Xiaomi Router 3 Pro

Recently I felt it was time to upgrade my aging network that was using an old Dlink DIR-615 router. I didn’t really have the urge to upgrade for a long time since I didn’t really have enough devices that can take advantage of wireless ac and gigabit lan. I only have a small room network for my pc, playstation and my phone. I did have a laptop at one time but I have since given that to my wife.

We recently upgraded to a 500Mbps fibre connection and I felt like it was time to up my network game to take advantage of the internet speed that was about to come. I was shopping for cheap but feature packed router locally. I didn’t care if it was new or used (as long as it was in full working order).

My D-Link DIR-615 was running DDWRT for the longest time and it was so stable I didn’t have to bother with it after install. The longest uptime I had with that router was 1 year and I only had to shut it down because I was going on a long holiday.

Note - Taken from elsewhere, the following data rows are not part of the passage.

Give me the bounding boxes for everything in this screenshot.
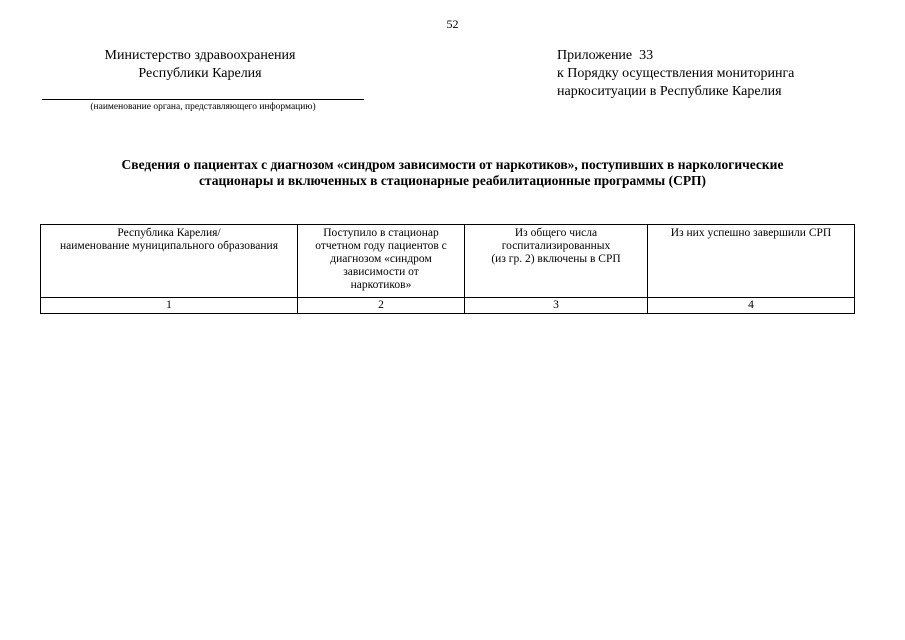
document-title-line-2: стационары и включенных в стационарные реабилитационные программы (СРП): [198, 173, 707, 188]
column-number-cell: 1: [41, 298, 298, 314]
appendix-line-2: к Порядку осуществления мониторинга: [557, 66, 795, 81]
table-header-admitted: [298, 225, 465, 298]
header-text-line: отчетном году пациентов с: [315, 240, 447, 252]
header-text-line: Из общего числа: [514, 227, 598, 239]
header-text-line: (из гр. 2) включены в СРП: [491, 253, 621, 265]
appendix-line-1: Приложение 33: [557, 48, 654, 63]
table-header-completed-srp: [648, 225, 855, 298]
report-table: [40, 224, 855, 314]
table-header-included-in-srp: [465, 225, 648, 298]
header-text-line: наименование муниципального образования: [60, 240, 278, 252]
header-text-line: диагнозом «синдром: [330, 253, 432, 265]
appendix-line-3: наркоситуации в Республике Карелия: [557, 84, 782, 99]
document-title-line-1: Сведения о пациентах с диагнозом «синдром зависимости от наркотиков», поступивших в наркологические: [121, 157, 784, 172]
header-text-line: зависимости от: [343, 266, 419, 278]
header-text-line: Поступило в стационар: [323, 227, 439, 239]
table-header-row: [41, 225, 855, 298]
organization-caption: (наименование органа, представляющего информацию): [90, 102, 316, 112]
column-number-cell: 4: [648, 298, 855, 314]
column-number-cell: 3: [465, 298, 648, 314]
organization-signature-line: [42, 99, 364, 100]
page-number: 52: [446, 17, 459, 31]
header-text-line: госпитализированных: [501, 240, 611, 252]
table-row: [41, 298, 855, 314]
document-title: [40, 157, 865, 189]
header-text-line: наркотиков»: [350, 279, 412, 291]
organization-name: [80, 47, 320, 83]
appendix-reference: [557, 47, 887, 101]
table-header-region: [41, 225, 298, 298]
header-text-line: Из них успешно завершили СРП: [670, 227, 832, 239]
organization-line-1: Министерство здравоохранения: [104, 48, 296, 63]
header-text-line: Республика Карелия/: [117, 227, 221, 239]
organization-line-2: Республики Карелия: [138, 66, 262, 81]
column-number-cell: 2: [298, 298, 465, 314]
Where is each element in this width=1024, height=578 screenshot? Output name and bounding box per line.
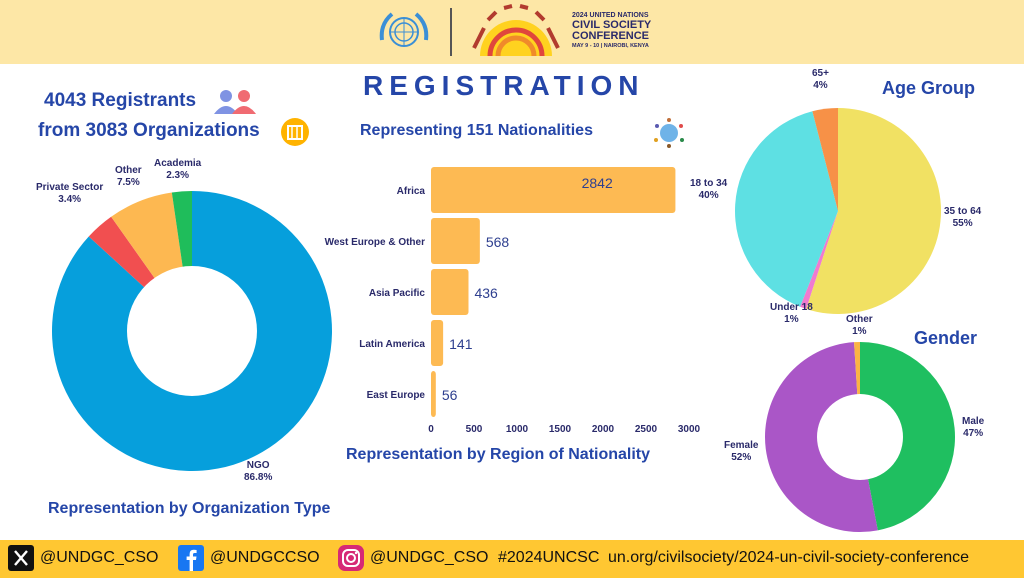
age-chart-title: Age Group — [882, 78, 975, 98]
registrants-count: 4043 Registrants — [44, 90, 197, 111]
nationalities-heading: Representing 151 Nationalities — [360, 122, 593, 139]
gender-donut-hole — [817, 394, 903, 480]
org-chart-title: Representation by Organization Type — [48, 500, 331, 517]
region-chart-title: Representation by Region of Nationality — [346, 446, 651, 463]
age-label-35-64-name: 35 to 64 — [944, 206, 982, 217]
region-xtick-3000: 3000 — [677, 424, 701, 435]
region-xtick-2000: 2000 — [591, 424, 615, 435]
gender-label-female-pct: 52% — [731, 452, 752, 463]
region-value-west-europe-other: 568 — [485, 234, 510, 250]
org-label-ngo-pct: 86.8% — [244, 472, 273, 483]
region-xtick-2500: 2500 — [634, 424, 658, 435]
region-category-africa: Africa — [396, 186, 425, 197]
facebook-handle-link[interactable]: @UNDGCCSO — [210, 549, 320, 566]
region-value-africa: 2842 — [581, 175, 613, 191]
conference-line2: CIVIL SOCIETY — [572, 19, 652, 31]
region-xtick-0: 0 — [428, 424, 434, 435]
page-title: REGISTRATION — [363, 70, 645, 101]
org-label-other-pct: 7.5% — [116, 177, 140, 188]
region-xtick-500: 500 — [465, 424, 483, 435]
age-label-under18-name: Under 18 — [770, 302, 813, 313]
x-twitter-icon[interactable] — [8, 545, 34, 571]
region-value-east-europe: 56 — [441, 387, 458, 403]
org-label-academia-name: Academia — [154, 158, 202, 169]
age-label-65-name: 65+ — [812, 68, 829, 79]
org-label-private-name: Private Sector — [36, 182, 104, 193]
instagram-icon[interactable] — [338, 545, 364, 571]
hashtag-text: #2024UNCSC — [498, 549, 600, 566]
instagram-handle-link[interactable]: @UNDGC_CSO — [370, 549, 489, 566]
gender-label-other — [846, 314, 873, 338]
conference-url-link[interactable]: un.org/civilsociety/2024-un-civil-society-conference — [608, 549, 970, 566]
age-label-65-pct: 4% — [813, 80, 828, 91]
gender-label-male-name: Male — [962, 416, 985, 427]
region-category-west-europe-other: West Europe & Other — [324, 237, 425, 248]
age-label-under18-pct: 1% — [784, 314, 799, 325]
region-category-latin-america: Latin America — [359, 339, 425, 350]
gender-label-female — [724, 440, 758, 464]
age-label-18-34-name: 18 to 34 — [690, 178, 728, 189]
gender-label-other-name: Other — [846, 314, 873, 325]
gender-label-female-name: Female — [724, 440, 759, 451]
conference-dates: MAY 9 - 10 | NAIROBI, KENYA — [572, 43, 649, 49]
age-label-35-64-pct: 55% — [952, 218, 973, 229]
region-value-asia-pacific: 436 — [474, 285, 498, 301]
org-label-ngo-name: NGO — [246, 460, 270, 471]
facebook-icon[interactable] — [178, 545, 204, 571]
region-xtick-1500: 1500 — [548, 424, 572, 435]
gender-label-other-pct: 1% — [852, 326, 867, 337]
conference-line3: CONFERENCE — [572, 30, 650, 42]
region-category-east-europe: East Europe — [366, 390, 425, 401]
gender-label-male — [962, 416, 984, 440]
region-xtick-1000: 1000 — [505, 424, 529, 435]
org-label-other-name: Other — [115, 165, 142, 176]
region-category-asia-pacific: Asia Pacific — [368, 288, 425, 299]
org-label-academia-pct: 2.3% — [166, 170, 190, 181]
organizations-count: from 3083 Organizations — [38, 120, 260, 141]
conference-line1: 2024 UNITED NATIONS — [572, 12, 649, 19]
region-value-latin-america: 141 — [449, 336, 473, 352]
twitter-handle-link[interactable]: @UNDGC_CSO — [40, 549, 159, 566]
age-label-18-34-pct: 40% — [698, 190, 719, 201]
gender-label-male-pct: 47% — [963, 428, 984, 439]
gender-chart-title: Gender — [914, 328, 978, 348]
org-label-private-pct: 3.4% — [58, 194, 82, 205]
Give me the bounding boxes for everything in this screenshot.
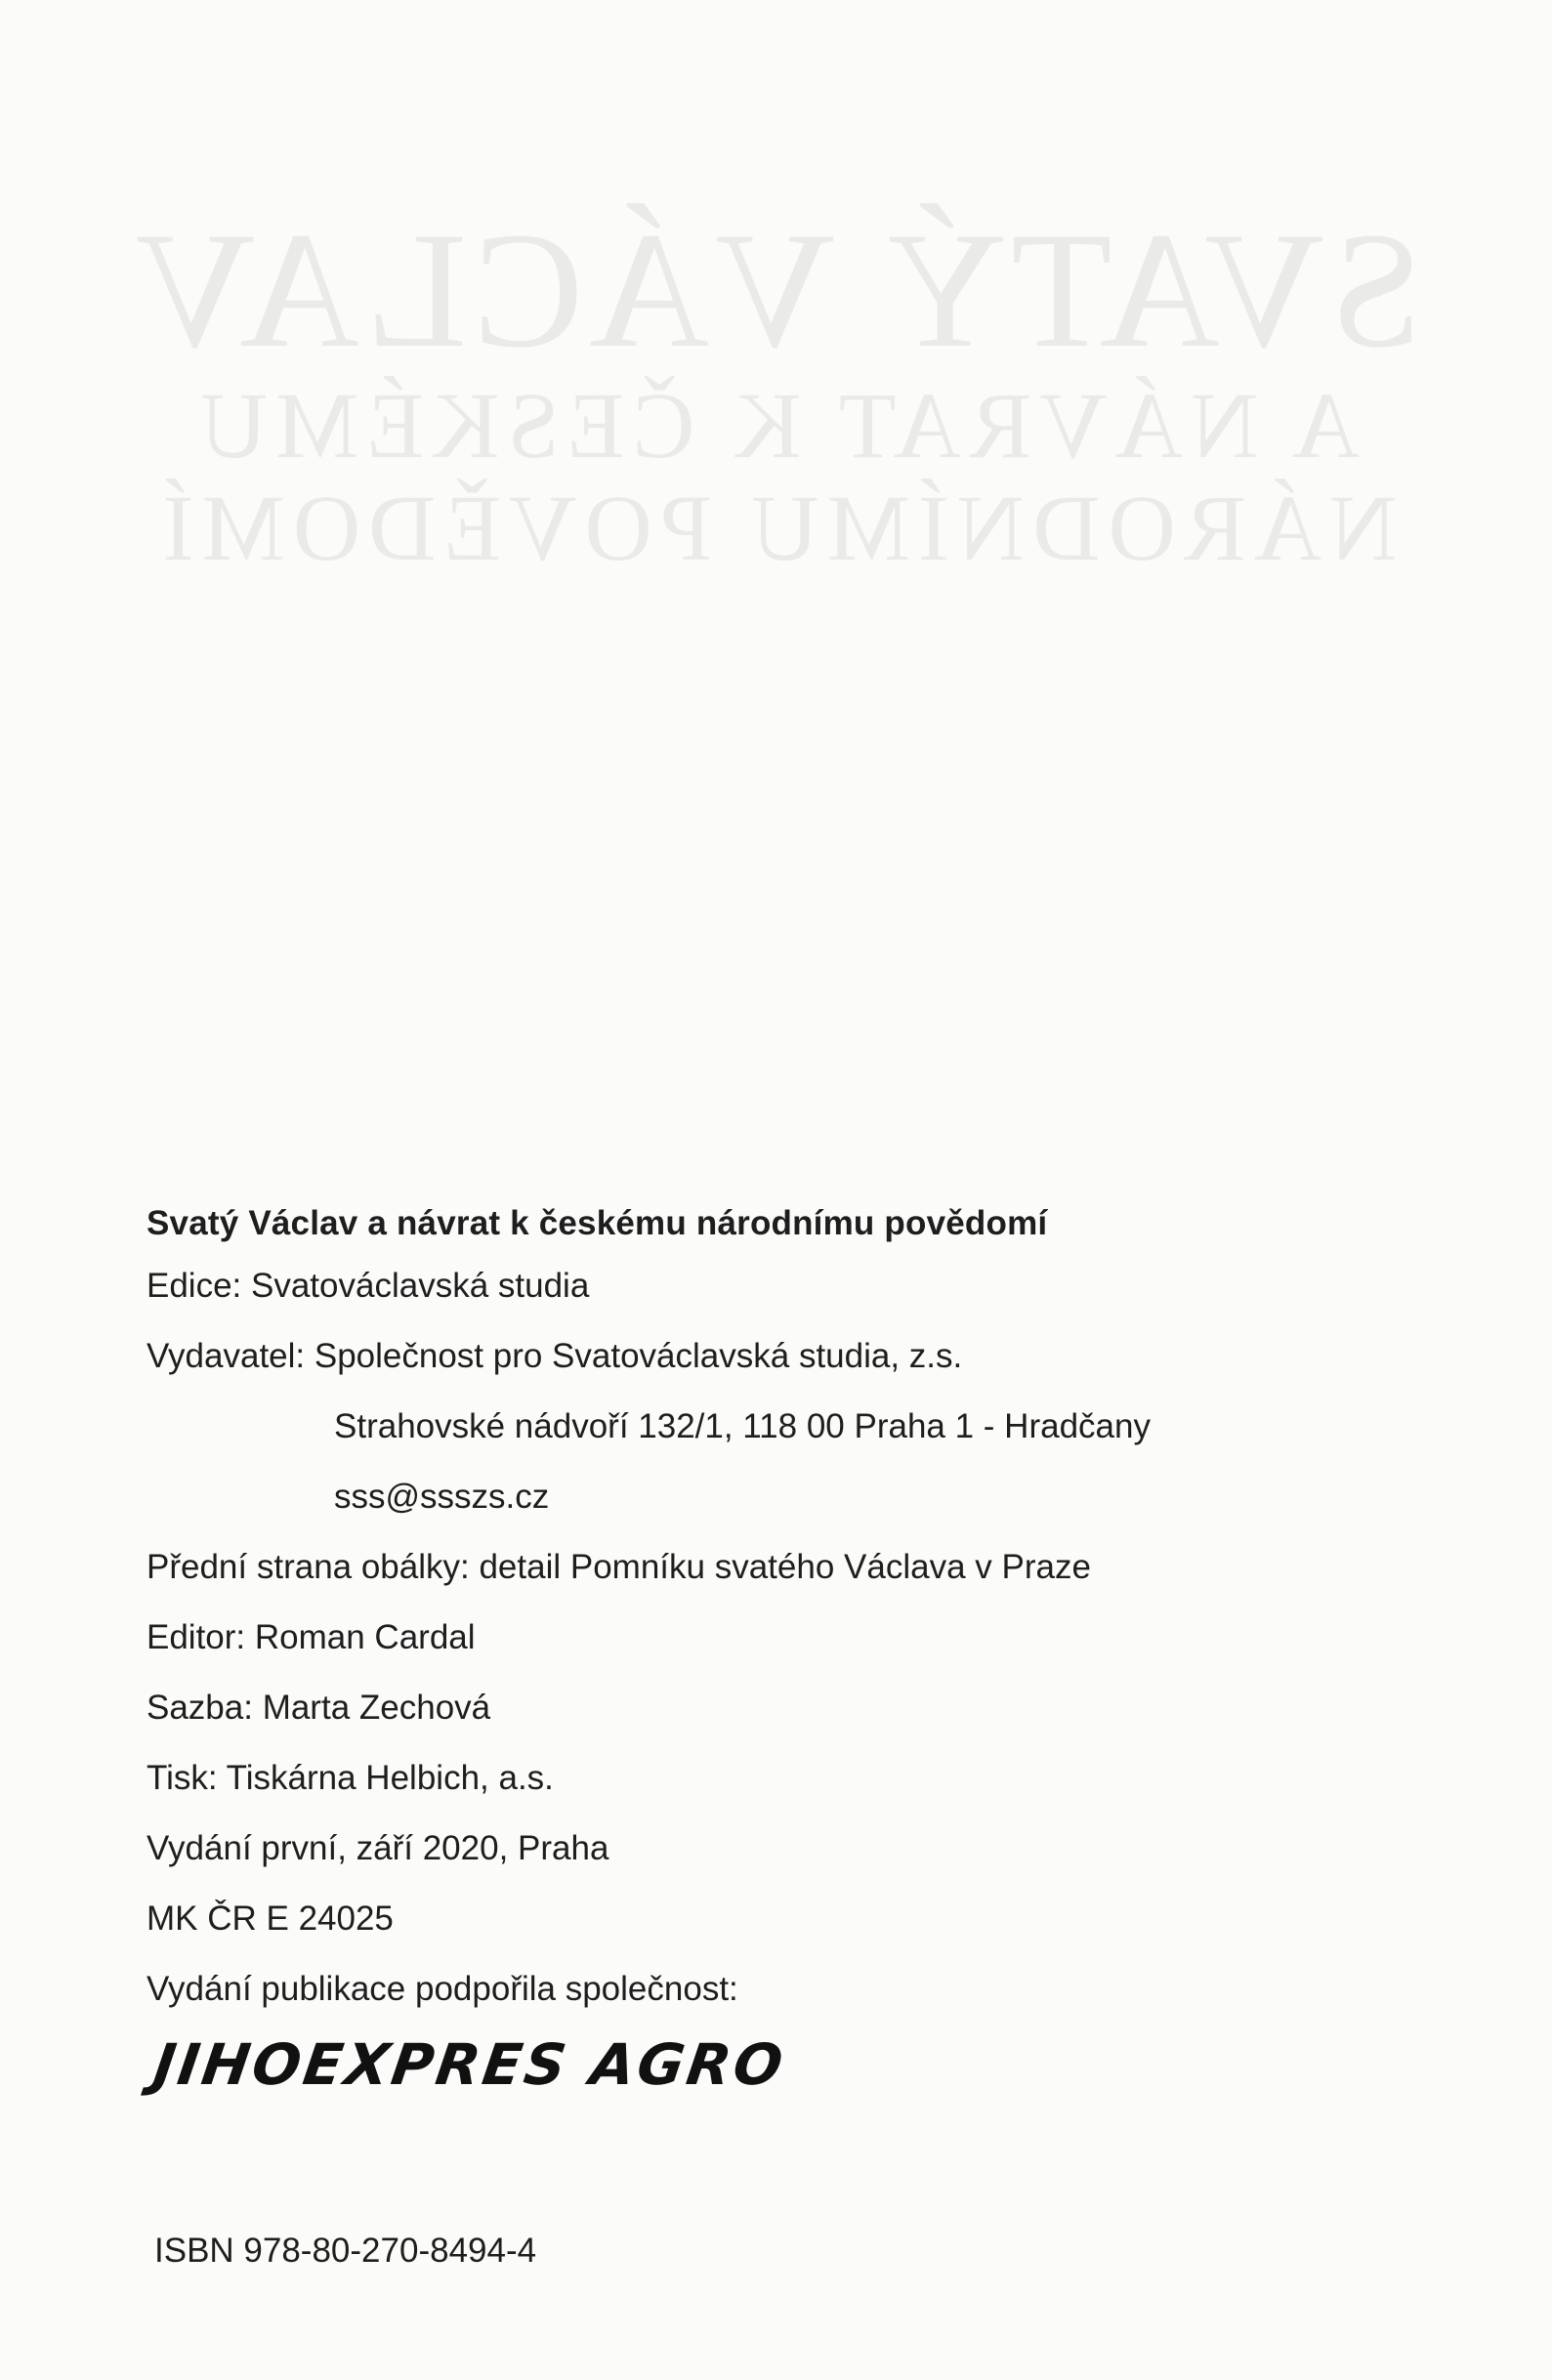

I did my due diligence in researching for routers that would take advantage of one of the custom router firmwares available (ddwrt, openwrt, tomato, padavan, asusmerlin etc). I had a lot of options from the 2nd hand market since for some reason a lot of people were upgrading theirs to Wifi 6 (wireless ax). Luckily I stumbled upon this Xiaomi Router 3 Pro being sold locally for a very good price. I will consider this bang for the buck interms of what you are getting for the amount you are paying. See the specs below

Xiaomi Mi Pro (R3P)


  • CPU: MediaTek MT7621A MIPS
  • RAM: 512MB DDR3
  • NAND: 256MB Flash
  • 1x Gigabit WAN
  • 3x Gigabit LAN
  • 1x USB 3.0
  • 1x Power
  • Protocols: IEEE 802.11a / b / g / n / ac, IEEE 802.3 / 3u / 3ab
  • MU-MINO: Yes
  • 2.4G WiFi: 4x4 up to 800Mbps
  • 5G WiFi: 4x4 up to 1733Mbps
  • 2.4G channels: 1, 2, 3, 4, 5, 6, 7, 8, 9, 10, 11, 12, 13
  • 5G channels: 36, 40, 44, 48, 52, 56, 60, 64, 149, 153, 157, 161, 165
  • NAS: Yes
  • OpenWRT compatible
  • Aluminum Case
  • Size: 195 145.6 x x 66 mm
  • Weight: 932.2g

As you can see it has a very minimalistic design. The aluminum housing is also not just for show, it is form and function as it is being used to cool down the chips on this device. You can also have a drive connected to the USB3.0 port as the router supports samba and it can serve as a nas drive. I tested the speeds and I am getting close the advertised speed.

The only drawback would be the all Chinese router portal to configure the router but there is an easy work around for that by using google chrome and translating the page. If you feel brave enough you can always flash the Taiwan firmware which has an option to change the language to english. There is also a phone app which is in english and you can configure the settings of the router from your phone if you wish.

The stock firmware of the router should suffice regular users as it has most if not all of the options they need. If you require more advanced option and settings, there is always the openWRT route. OpenWRT Support for this router has been confirmed but make sure you read the page and follow instructions. I would like to highlight the part that says your need to verify what type of chip you have because it might brick your router and you will have to go the UART route to unbrick it.

Right now I haven’t decided if I will install openWRT on mine. I have been testing the router for a week now and the stock firmware seems to be stable (I am running the latest developement version) and I am happy with the performance of this router. I can saturate our 500Mbps connection when downloading (depends on the source ofcourse). I find that I normally max it out when I download games from uplay or epicgames. I haven’t tried steam because I haven’t bought any new games from that platform.

I will make a new post with instructions on how to install openWRT if I decide to go that router. Until then I will enjoy my upgraded network for now.